Pour inaugurer ce jardin, la commune a convié Bernard Goldberg, l'un des huit enfants sauvés. En 1942, suite aux rumeurs de la rafle du Vel d'Hiv et alors que son père a déjà été arrêté et déporté, sa maman décide de lui faire quitter la région parisienne avec sa sœur la plus âgée, son frère et des voisins. Ils passent alors par la Sarthe, avant d'arriver en Maine-et-Loire à Noëllet durant l'été. "La maman de nos voisins nous a communiqué une adresse. Nous sommes arrivés dans cette maison de madame Pinguet où il y avait beaucoup d'enfants."

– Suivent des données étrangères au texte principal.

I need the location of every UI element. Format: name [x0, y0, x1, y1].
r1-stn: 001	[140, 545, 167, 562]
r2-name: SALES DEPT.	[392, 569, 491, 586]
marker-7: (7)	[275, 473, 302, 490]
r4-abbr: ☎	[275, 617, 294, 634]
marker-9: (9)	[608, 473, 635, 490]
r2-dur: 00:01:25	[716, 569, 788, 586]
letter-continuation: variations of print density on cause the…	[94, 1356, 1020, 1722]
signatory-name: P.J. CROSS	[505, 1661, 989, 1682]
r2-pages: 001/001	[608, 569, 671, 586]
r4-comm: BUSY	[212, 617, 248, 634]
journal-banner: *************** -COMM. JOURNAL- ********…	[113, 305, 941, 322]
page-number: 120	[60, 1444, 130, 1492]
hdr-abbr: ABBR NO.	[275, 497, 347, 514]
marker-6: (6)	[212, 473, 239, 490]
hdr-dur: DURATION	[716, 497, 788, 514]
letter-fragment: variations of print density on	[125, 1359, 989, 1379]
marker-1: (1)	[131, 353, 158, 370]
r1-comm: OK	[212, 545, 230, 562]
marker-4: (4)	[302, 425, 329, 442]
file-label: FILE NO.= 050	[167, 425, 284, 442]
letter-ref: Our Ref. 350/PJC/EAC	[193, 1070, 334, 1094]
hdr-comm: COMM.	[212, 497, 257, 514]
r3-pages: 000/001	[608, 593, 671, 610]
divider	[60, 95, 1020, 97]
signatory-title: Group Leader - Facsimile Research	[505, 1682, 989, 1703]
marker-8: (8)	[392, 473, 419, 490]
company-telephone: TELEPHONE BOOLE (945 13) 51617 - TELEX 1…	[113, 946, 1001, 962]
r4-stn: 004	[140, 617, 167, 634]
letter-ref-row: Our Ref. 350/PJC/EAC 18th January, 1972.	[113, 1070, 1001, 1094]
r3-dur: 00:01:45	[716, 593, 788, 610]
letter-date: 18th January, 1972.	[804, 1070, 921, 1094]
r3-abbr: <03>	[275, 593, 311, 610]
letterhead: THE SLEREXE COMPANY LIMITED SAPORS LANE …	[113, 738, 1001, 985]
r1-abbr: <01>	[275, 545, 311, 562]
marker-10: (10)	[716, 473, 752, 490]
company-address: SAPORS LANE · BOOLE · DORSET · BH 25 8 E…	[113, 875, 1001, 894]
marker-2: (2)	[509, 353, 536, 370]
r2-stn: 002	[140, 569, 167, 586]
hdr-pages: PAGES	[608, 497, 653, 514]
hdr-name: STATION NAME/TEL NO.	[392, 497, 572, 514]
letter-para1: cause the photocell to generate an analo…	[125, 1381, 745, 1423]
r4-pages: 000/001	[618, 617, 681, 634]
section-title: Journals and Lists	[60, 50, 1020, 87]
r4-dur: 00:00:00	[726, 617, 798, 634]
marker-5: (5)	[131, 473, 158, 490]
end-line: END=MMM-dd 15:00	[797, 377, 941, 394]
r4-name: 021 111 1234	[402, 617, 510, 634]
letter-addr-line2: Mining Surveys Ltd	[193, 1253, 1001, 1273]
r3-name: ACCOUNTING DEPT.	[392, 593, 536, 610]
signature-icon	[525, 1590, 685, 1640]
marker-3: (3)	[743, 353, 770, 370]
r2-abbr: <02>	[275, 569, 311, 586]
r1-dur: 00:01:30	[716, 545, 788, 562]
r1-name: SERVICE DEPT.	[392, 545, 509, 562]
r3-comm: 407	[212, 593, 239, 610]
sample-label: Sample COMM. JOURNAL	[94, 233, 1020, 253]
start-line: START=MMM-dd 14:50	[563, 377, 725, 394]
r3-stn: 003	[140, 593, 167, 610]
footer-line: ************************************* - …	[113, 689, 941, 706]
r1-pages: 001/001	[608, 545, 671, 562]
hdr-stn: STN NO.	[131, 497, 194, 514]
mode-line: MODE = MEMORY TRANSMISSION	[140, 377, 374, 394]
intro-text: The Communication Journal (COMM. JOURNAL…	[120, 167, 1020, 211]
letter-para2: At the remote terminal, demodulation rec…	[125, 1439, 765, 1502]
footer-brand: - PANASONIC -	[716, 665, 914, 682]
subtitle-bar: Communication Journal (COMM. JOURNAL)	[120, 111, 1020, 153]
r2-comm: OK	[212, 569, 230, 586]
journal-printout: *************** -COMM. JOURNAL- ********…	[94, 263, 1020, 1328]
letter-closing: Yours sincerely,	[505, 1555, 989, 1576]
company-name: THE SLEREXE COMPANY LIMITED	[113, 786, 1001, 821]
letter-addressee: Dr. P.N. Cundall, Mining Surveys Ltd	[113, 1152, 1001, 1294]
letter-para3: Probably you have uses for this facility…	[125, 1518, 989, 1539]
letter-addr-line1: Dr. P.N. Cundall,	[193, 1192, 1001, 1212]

Là-bas, le petit Bernard, 4 ans, vit une vie presque normale. "Déjà, je n'avais pas vraiment conscience de ce qu'il se passait. Ma famille était déportée, mais je l'ignorais. J'ai été accueilli, traité normalement. J'allais à l'école puisque j'ai appris à lire et à écrire à Noëllet. Je vivais ma vie de petit-enfant à la campagne. Il n'y avait pas d'angoisse. La chance que nous avons eu, c'est que nous avions des élus qui veillaient à nous protéger. Le maire germanophone, chaque fois qu'il recevait une circulaire demandant s'il y avait des enfants juifs, et bien, ils les mettaient au panier", se souvient Bernard. 

 

Hommage Juste parmi la Nation Noëllet_03 12 25_AVC
En 2005, une plaque et un arbre avaient déjà été placés près du lavoir
Crédit : Alexis Vellayoudom

Bernard est hébergé, sous son vrai nom, chez Me Pinguet avec d'autres enfants. "C'était une femme qui avait une certaine autorité, mais qui veillait à notre bien-être. Gentille et bienveillante. On allait à la messe pour ne pas faire de vague vis-à-vis de la population", se remémore l'homme de 87 ans. Je me souviens, on allait chercher le lait dans une ferme pas très loin de chez nous. Je passais devant une chapelle avec un calvaire. Me Pinguet me disait de me signer quand je passais devant. Et une fois, passant devant, je me suis signé et je suis tombé. Ça m'a toujours marqué." Sa grande soeur Héléna y restera un an. Quant à son frère, il est logé à l'église par l'abbé Terrien.

 

« C'était une femme formidable, une sainte femme » - Pierrette Boiteau à propos de Me Pinguet

 

Le petit Bernard, Pierrette Hallopé-Boiteau en a beaucoup entendu parler dans sa jeunesse à Sainte-Gemmes d'Andigné. J'ai bien connu Me Pinguet. Fin 1947, elle est arrivée chez mes parents comme employée de maison. Mon petit frère est né en mai 1948 et elle est devenue vraiment la nounou de mon petit frère. Elle est restée chez mes parents jusqu'à sa retrait, se remémore-t-elle. Elle nous évoquait toujours ce petit Bernard. Elle avait toujours une pensée, "oh qu'est-ce qu'il est devenu ce petit Bernard", puis elle racontait des épisodes, mais bon, j'ai vaguement l'histoire, mais je sais que le petit Bernard ça, c'était l'enfant dont elle parlait très souvent."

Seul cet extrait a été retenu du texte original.